In any case, the link is entirely relevant here since Sonic Youth contributed to the film’s soundtrack.
Speaking of Sonic Youth, I saw that a Ciccone Youth track was included on Brand Neu!, a compiliation of tributes and covers to the early 1970s German noise rock band Neu!
Funny story about me and Neu!
Last summer I helped my friend John Scane build 14 plywood recessed spotlight housings. The housings were simple five sided boxes with holes cut in one side for the illumination to escape and attachment points for the light fixtures and the rods from which they would be suspended from the ceiling. The boxes were to be installed at Pharmaka, the Downtown LA arts co-op Scane co-founded.
Here’s the tricky part. Pharmaka had been chosen for one of those Cable TV renovation shows, something green on Planet Green, and the boxes needed to be finished and prepped for paint before the next day’s shoot.
It was a long, long day in the shop. We loaded up the van at 1:00am or so, made the run from Scane’s shop in Long Beach to the gallery in LA, made the delivery and turned for home. We were punchy as hell, halfway into our Red Bull boosters, enjoying the muscle ache and fatigue that comes only after you’ve pushed yourself further than you thought you could go and done more than you set out to do, when, from near the chatter of old tires on cracked freeway and inside the shush of wind on steel and glass, there came a steady driving drum beat, simple and insistent, and a steady driving guitar note, chikk-chikk, chikk-chikk, chikk-chikk, on and on, then another guitar came in from somewhere over the top, soaring near and far, as simple as insistent as the rhythm underneath.
I turned up the volume. The music went on and on and so did we, rolling down the night-vacant freeway, under the soaring 110 Freeway overpass and on to the lights of the harbor.

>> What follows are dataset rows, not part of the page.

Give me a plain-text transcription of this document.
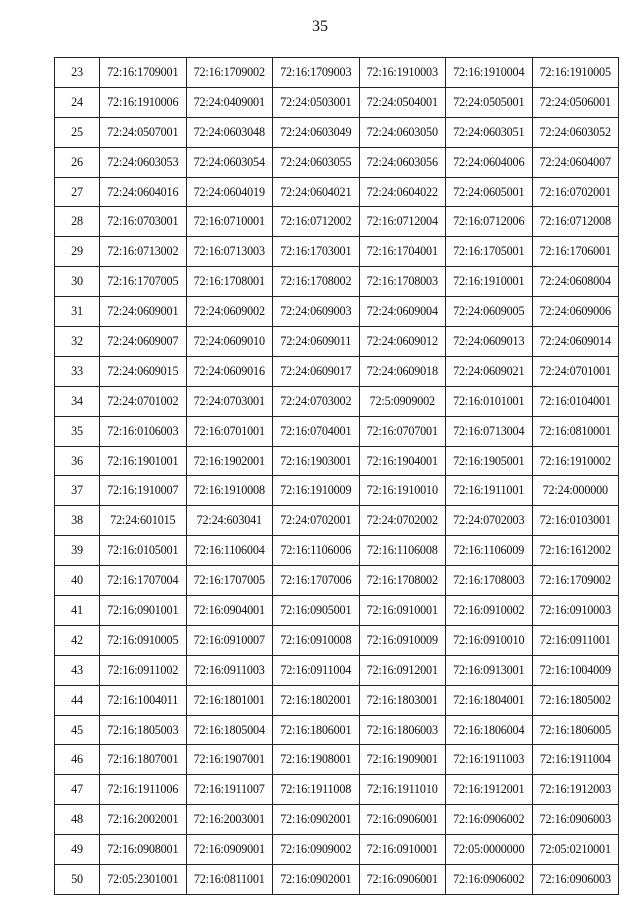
35
23	72:16:1709001	72:16:1709002	72:16:1709003	72:16:1910003	72:16:1910004	72:16:1910005
24	72:16:1910006	72:24:0409001	72:24:0503001	72:24:0504001	72:24:0505001	72:24:0506001
25	72:24:0507001	72:24:0603048	72:24:0603049	72:24:0603050	72:24:0603051	72:24:0603052
26	72:24:0603053	72:24:0603054	72:24:0603055	72:24:0603056	72:24:0604006	72:24:0604007
27	72:24:0604016	72:24:0604019	72:24:0604021	72:24:0604022	72:24:0605001	72:16:0702001
28	72:16:0703001	72:16:0710001	72:16:0712002	72:16:0712004	72:16:0712006	72:16:0712008
29	72:16:0713002	72:16:0713003	72:16:1703001	72:16:1704001	72:16:1705001	72:16:1706001
30	72:16:1707005	72:16:1708001	72:16:1708002	72:16:1708003	72:16:1910001	72:24:0608004
31	72:24:0609001	72:24:0609002	72:24:0609003	72:24:0609004	72:24:0609005	72:24:0609006
32	72:24:0609007	72:24:0609010	72:24:0609011	72:24:0609012	72:24:0609013	72:24:0609014
33	72:24:0609015	72:24:0609016	72:24:0609017	72:24:0609018	72:24:0609021	72:24:0701001
34	72:24:0701002	72:24:0703001	72:24:0703002	72:5:0909002	72:16:0101001	72:16:0104001
35	72:16:0106003	72:16:0701001	72:16:0704001	72:16:0707001	72:16:0713004	72:16:0810001
36	72:16:1901001	72:16:1902001	72:16:1903001	72:16:1904001	72:16:1905001	72:16:1910002
37	72:16:1910007	72:16:1910008	72:16:1910009	72:16:1910010	72:16:1911001	72:24:000000
38	72:24:601015	72:24:603041	72:24:0702001	72:24:0702002	72:24:0702003	72:16:0103001
39	72:16:0105001	72:16:1106004	72:16:1106006	72:16:1106008	72:16:1106009	72:16:1612002
40	72:16:1707004	72:16:1707005	72:16:1707006	72:16:1708002	72:16:1708003	72:16:1709002
41	72:16:0901001	72:16:0904001	72:16:0905001	72:16:0910001	72:16:0910002	72:16:0910003
42	72:16:0910005	72:16:0910007	72:16:0910008	72:16:0910009	72:16:0910010	72:16:0911001
43	72:16:0911002	72:16:0911003	72:16:0911004	72:16:0912001	72:16:0913001	72:16:1004009
44	72:16:1004011	72:16:1801001	72:16:1802001	72:16:1803001	72:16:1804001	72:16:1805002
45	72:16:1805003	72:16:1805004	72:16:1806001	72:16:1806003	72:16:1806004	72:16:1806005
46	72:16:1807001	72:16:1907001	72:16:1908001	72:16:1909001	72:16:1911003	72:16:1911004
47	72:16:1911006	72:16:1911007	72:16:1911008	72:16:1911010	72:16:1912001	72:16:1912003
48	72:16:2002001	72:16:2003001	72:16:0902001	72:16:0906001	72:16:0906002	72:16:0906003
49	72:16:0908001	72:16:0909001	72:16:0909002	72:16:0910001	72:05:0000000	72:05:0210001
50	72:05:2301001	72:16:0811001	72:16:0902001	72:16:0906001	72:16:0906002	72:16:0906003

We flew like that for ten minutes or so, the song lifting us off the road and out of our bodies and then the song faded back under the wheel sound and wind noise and another began and it wasn’t the same and I said, “Goddamnit, man. Why don’t the DJs ever tell you the name of the song when you need to know?”
The next morning I visited KCRW’s website and browsed the playlist and eventually figured out we had heard Neu!’s “Hallo Gallo“. From 1972 or do. How in the world had I missed it for so long?
Are you the Redding, CA Lars Peterson from years back? If so, it is I, your long lost friend Conrad….if it is not, thanks for the incredible story….I need to hear MUCH more Neu! for certain…
Just out of curiousity, how long have you been doing this?